When it comes to inputs from China, Europe is more at risk than the US when it comes to heavy dependence on intermediate inputs from abroad, due to lack of investment in manufacturing and shipping capacities. The most affected sectors are metals (base metals and fabricated metal products) and automotive (motor vehicles, trailers and semi-trailers, transport equipment). Without increases in production capacity and investments in port infrastructure, normalization of supply bottlenecks in Europe would be delayed beyond 2022 since demand would remain above potential.

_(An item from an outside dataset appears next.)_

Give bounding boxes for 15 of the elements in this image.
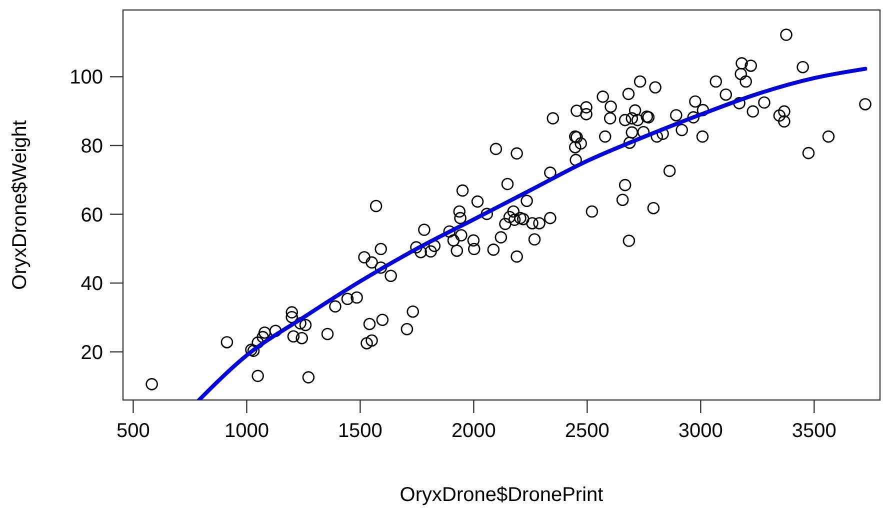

Overall, analysts expect that global trade volume will grow by +5,4% in 2022 and by +4,0% in 2023, after +8,3% in 2021. But beware of the increase in global imbalances: the US will record record trade deficits (about 1,3 trillion dollars in 2022-2023), mirrored by a record trade surplus in China (760 billion dollars on average). Meanwhile, the Eurozone will also see an above-average surplus of around $330bn. In terms of export increases, Asia-Pacific will continue to be the main economic driver in the coming years (over $3 trillion in 2021-2023). At a sector level, energy, electronics, machinery and equipment are expected to continue to outperform in 2022, but the main export winner globally in 2023 appears to be the automotive sector.